Heroine or villainess?

Some suggestions about the character of Katerina Ismailova


Michael Tanner's review (published in Issue 45 of Classic CD) of the Deutsche Grammophon recording of Shostakovich's Lady Macbeth raises some interesting questions about the opera's meaning - issues amplified in David Fanning's thoughtful sleevenote to the same recording. However the controversy surrounding the opera is arguably somewhat exaggerated.

As a murderess, Katerina naturally arouses a complex response - yet, as Dr Tanner points out, such ambiguous characters are a fixture of 19th century Russian literature (Dostoyevsky, passim), as well as of post-war existentialist writing and much modern cinema. As Nicholas Till (Mozart and the Enlightenment) observes, even the morally didactic 18th century understood the role of protagonists like Katerina:

"For the rebels without cause of Sturm und Drang the problem was how the individual could maintain his personal integrity in a society that exerted all its powers to dispossess him of it. In many Sturm und Drang works an apparently criminal deed is seen as evidence of the possession of sincere emotion - the sign of a potentially great soul."
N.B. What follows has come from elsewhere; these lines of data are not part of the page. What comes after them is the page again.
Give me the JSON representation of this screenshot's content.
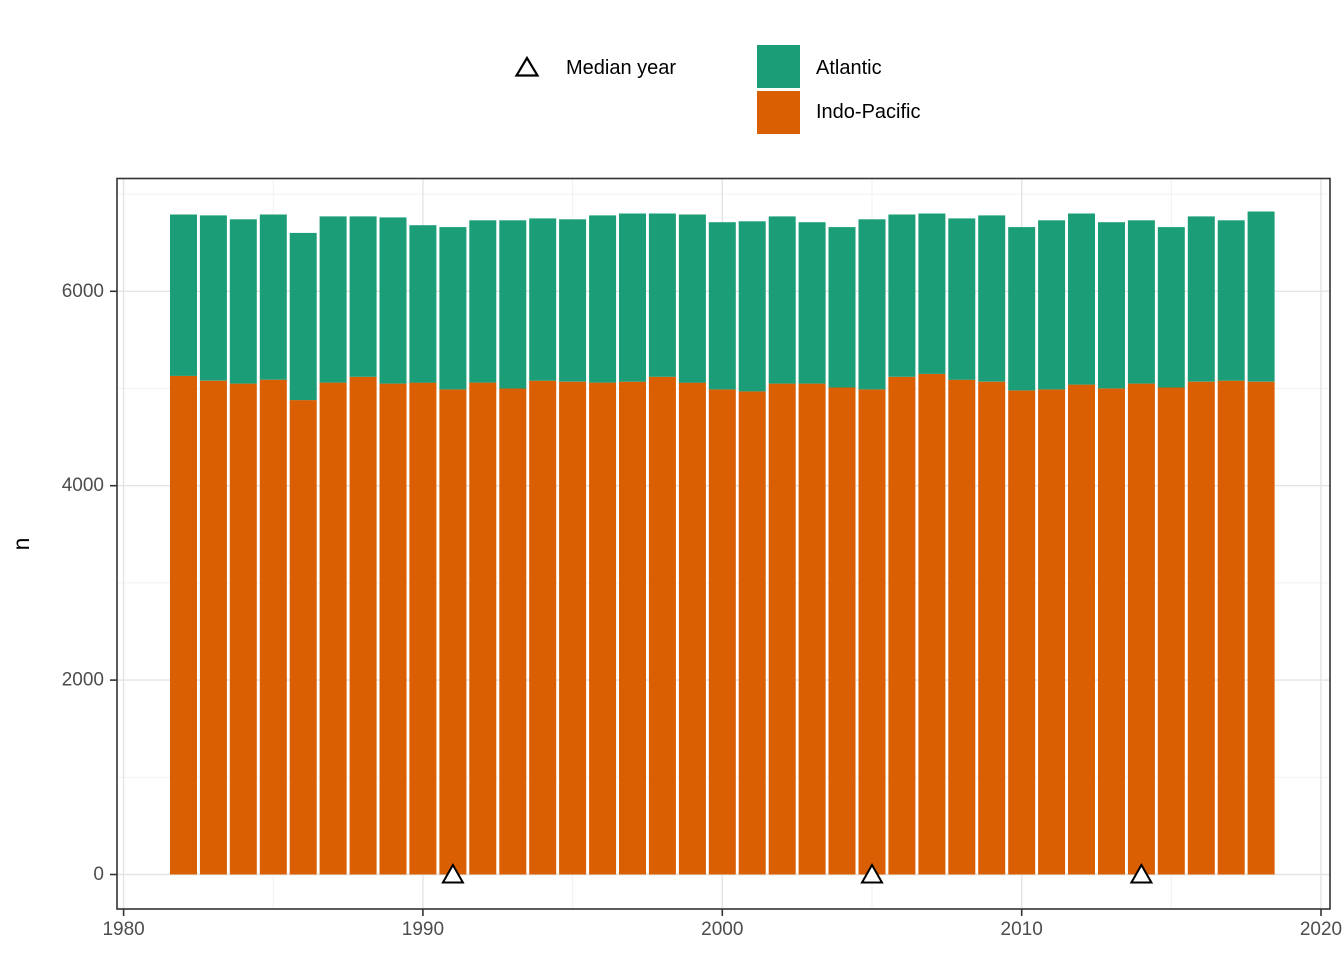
{
  "legend": {
    "median_label": "Median year",
    "series": [
      {
        "name": "Atlantic",
        "color": "#1B9E77"
      },
      {
        "name": "Indo-Pacific",
        "color": "#D95F02"
      }
    ]
  },
  "axes": {
    "y_title": "n",
    "x_ticks": [
      1980,
      1990,
      2000,
      2010,
      2020
    ],
    "x_minor": [
      1985,
      1995,
      2005,
      2015
    ],
    "y_ticks": [
      0,
      2000,
      4000,
      6000
    ],
    "y_minor": [
      1000,
      3000,
      5000,
      7000
    ],
    "tick_label_color": "#4D4D4D",
    "grid_major_color": "#E4E4E4",
    "grid_minor_color": "#F1F1F1",
    "panel_border_color": "#333333"
  },
  "chart_data": {
    "type": "bar",
    "stacked": true,
    "title": "",
    "xlabel": "",
    "ylabel": "n",
    "legend_position": "top",
    "grid": true,
    "xlim": [
      1979.78,
      2020.3
    ],
    "ylim": [
      -355,
      7160
    ],
    "x": [
      1982,
      1983,
      1984,
      1985,
      1986,
      1987,
      1988,
      1989,
      1990,
      1991,
      1992,
      1993,
      1994,
      1995,
      1996,
      1997,
      1998,
      1999,
      2000,
      2001,
      2002,
      2003,
      2004,
      2005,
      2006,
      2007,
      2008,
      2009,
      2010,
      2011,
      2012,
      2013,
      2014,
      2015,
      2016,
      2017,
      2018
    ],
    "series": [
      {
        "name": "Indo-Pacific",
        "color": "#D95F02",
        "values": [
          5130,
          5080,
          5050,
          5090,
          4880,
          5060,
          5120,
          5050,
          5060,
          4990,
          5060,
          5000,
          5080,
          5070,
          5060,
          5070,
          5120,
          5060,
          4990,
          4970,
          5050,
          5050,
          5010,
          4990,
          5120,
          5150,
          5090,
          5070,
          4980,
          4990,
          5040,
          5000,
          5050,
          5010,
          5070,
          5080,
          5070
        ]
      },
      {
        "name": "Atlantic",
        "color": "#1B9E77",
        "values": [
          1660,
          1700,
          1690,
          1700,
          1720,
          1710,
          1650,
          1710,
          1620,
          1670,
          1670,
          1730,
          1670,
          1670,
          1720,
          1730,
          1680,
          1730,
          1720,
          1750,
          1720,
          1660,
          1650,
          1750,
          1670,
          1650,
          1660,
          1710,
          1680,
          1740,
          1760,
          1710,
          1680,
          1650,
          1700,
          1650,
          1750
        ]
      }
    ],
    "median_year_markers": [
      1991,
      2005,
      2014
    ]
  }
}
Shostakovich's avowed wish to present Katerina as "a positive personality" is partly accountable in terms of this tradition of alienated anti-heroes. Yet it is also clear that he identified passionately with her and did all he could to justify her, including caricaturing almost every other character in the opera. Why?

The answer lies in the context of the opera's creation (1930-32). Though David Fanning calls this period "one of the happiest of (Shostakovich's) life", he is contradicted by both Testimony and Lukyanova's biography. Moreover these sources are congruent with our knowledge of the Russian Cultural Revolution (1929-32), a chaotic interlude in which non-Party artists were, as part of a general drive against the bourgeois intelligentsia, violently persecuted. (See Chapter 2 of The New Shostakovich.) Surrounded as Katerina is by vicious, soul-destroying mediocrities similar to those who beset him during the opera's genesis, Shostakovich's identification with his beleagured heroine isn't hard to understand. Clearly he needed to let off some avenging steam; hence anyone who is no friend of hers - meaning everyone else in the opera - gets short shrift. (For several good reasons, the suggestion that he was here aiding Stalin's campaign against the peasants is risible.)
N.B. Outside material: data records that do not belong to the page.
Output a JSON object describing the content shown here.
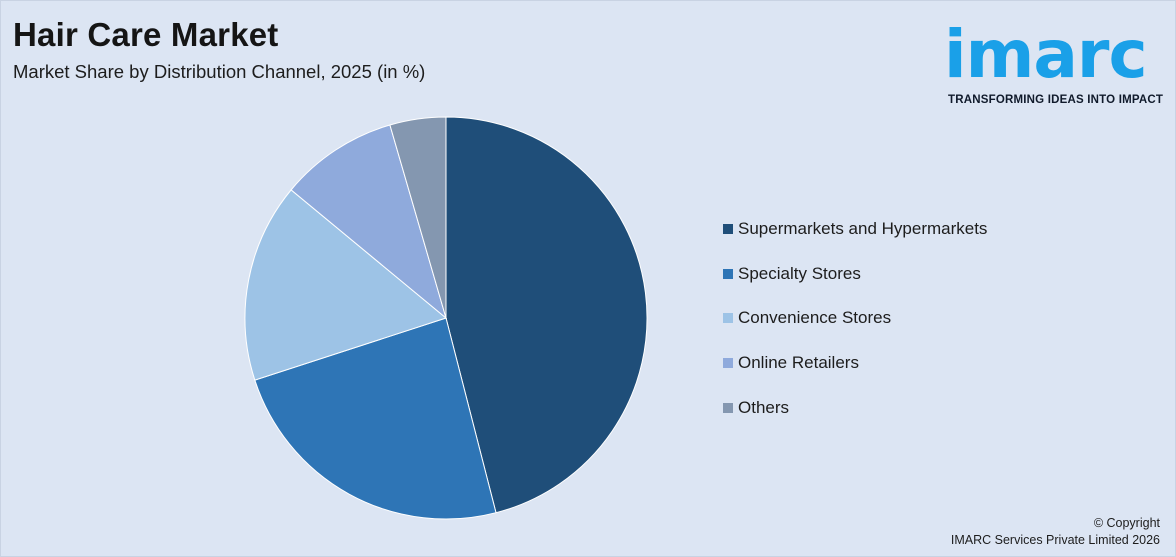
{
  "header": {
    "title": "Hair Care Market",
    "subtitle": "Market Share by Distribution Channel, 2025 (in %)"
  },
  "logo": {
    "word": "imarc",
    "tagline": "TRANSFORMING IDEAS INTO IMPACT",
    "color": "#1aa0e8"
  },
  "chart_data": {
    "type": "pie",
    "title": "Hair Care Market",
    "subtitle": "Market Share by Distribution Channel, 2025 (in %)",
    "categories": [
      "Supermarkets and Hypermarkets",
      "Specialty Stores",
      "Convenience Stores",
      "Online Retailers",
      "Others"
    ],
    "values": [
      46,
      24,
      16,
      9.5,
      4.5
    ],
    "colors": [
      "#1f4e79",
      "#2e75b6",
      "#9dc3e6",
      "#8faadc",
      "#8497b0"
    ],
    "legend_position": "right",
    "start_angle_deg": 0,
    "direction": "clockwise"
  },
  "footer": {
    "copyright_line1": "© Copyright",
    "copyright_line2": "IMARC Services Private Limited 2026"
  }
}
All of this, though, is of secondary importance to the composer's overriding wish to depict sexual love in a society which regarded it as anti-social. The sheer intensity of Katerina's passion, which must have struck a chord for the young Shostakovich during his fraught courtship of Nina Varzar, was unavoidably subversive - and it was this troublesome "individualism" which Stalin wanted to extinguish in 1936. (The idea that the dictator was puritanically shocked by the opera's sex scene is difficult to reconcile with a man who, during 1927, visited the Vakhtangov Theatre no less than eight times to inspect the half-naked prostitutes on display in Bulgakov's "pornographic" bordello drama Zoya's Apartment.)